Le Haut-Commissaire des Nations Unies aux droits de l’homme a exprimé ses vives préoccupations concernant l’instabilité politique au Mali. Selon Volker Türk, le pays traverse une phase critique où les principes démocratiques s’effacent devant un régime de plus en plus coercitif.

Un horizon électoral totalement obstrué

Depuis le coup d’État de 2020, la junte militaire a multiplié les réformes visant à centraliser l’autorité autour du général Assimi Goïta. Ces ajustements législatifs semblent avoir définitivement écarté la perspective d’un scrutin démocratique à court terme. Volker Türk insiste sur l’urgence de restaurer les libertés publiques pour le peuple malien.

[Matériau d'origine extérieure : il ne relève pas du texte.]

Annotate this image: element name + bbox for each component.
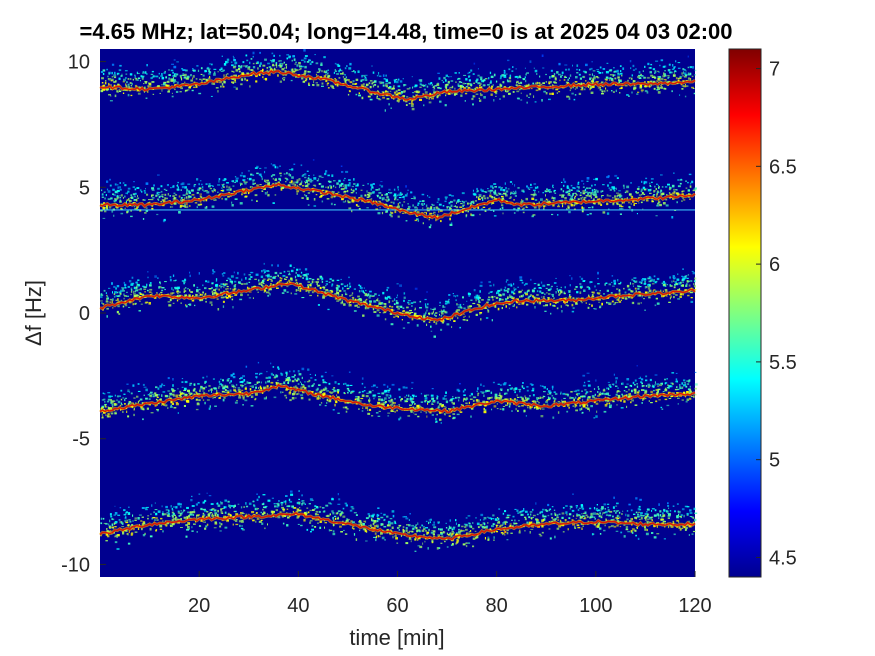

Près de cinq ans après la chute d’Ibrahim Boubacar Keïta, les engagements pour un retour à un gouvernement civil sont au point mort. Une loi adoptée en juillet dernier permet désormais à Assimi Goïta de se maintenir au pouvoir indéfiniment, sous couvert de pacification nationale. Parallèlement, la dissolution des formations politiques et des organisations militantes porte atteinte au droit fondamental des citoyens de participer à la vie publique.

Une répression systématique des voix dissidentes

La tension politique s’accompagne d’une traque des opposants. L’interpellation de l’ancien Premier ministre Moussa Mara illustre ce climat de peur. Ce dernier a été inquiété après avoir manifesté sa solidarité envers les prisonniers d’opinion sur les réseaux sociaux. Le chef des droits humains de l’ONU fustige une manipulation du cadre légal pour étouffer toute forme de contestation, notant une hausse inquiétante des arrestations arbitraires touchant toutes les strates de la société.

Conflits armés et exactions contre les civils

Sur le plan sécuritaire, le Mali fait face aux offensives du GSIM (affilié à Al-Qaïda) et de Daech. Pour contrer ces menaces terroristes, l’armée nationale s’appuie sur l’Africa Corps, l’organisation paramilitaire russe ayant succédé au groupe Wagner. Toutefois, cette lutte armée a un coût humain lourd pour les populations locales.

Les rapports onusiens mentionnent des centaines d’exécutions sommaires, des détentions illégales et des disparitions forcées depuis le mois d’avril. Cette spirale de violence, couplée à l’absence de perspectives électorales, menace de plonger durablement le pays dans une impasse sociopolitique profonde.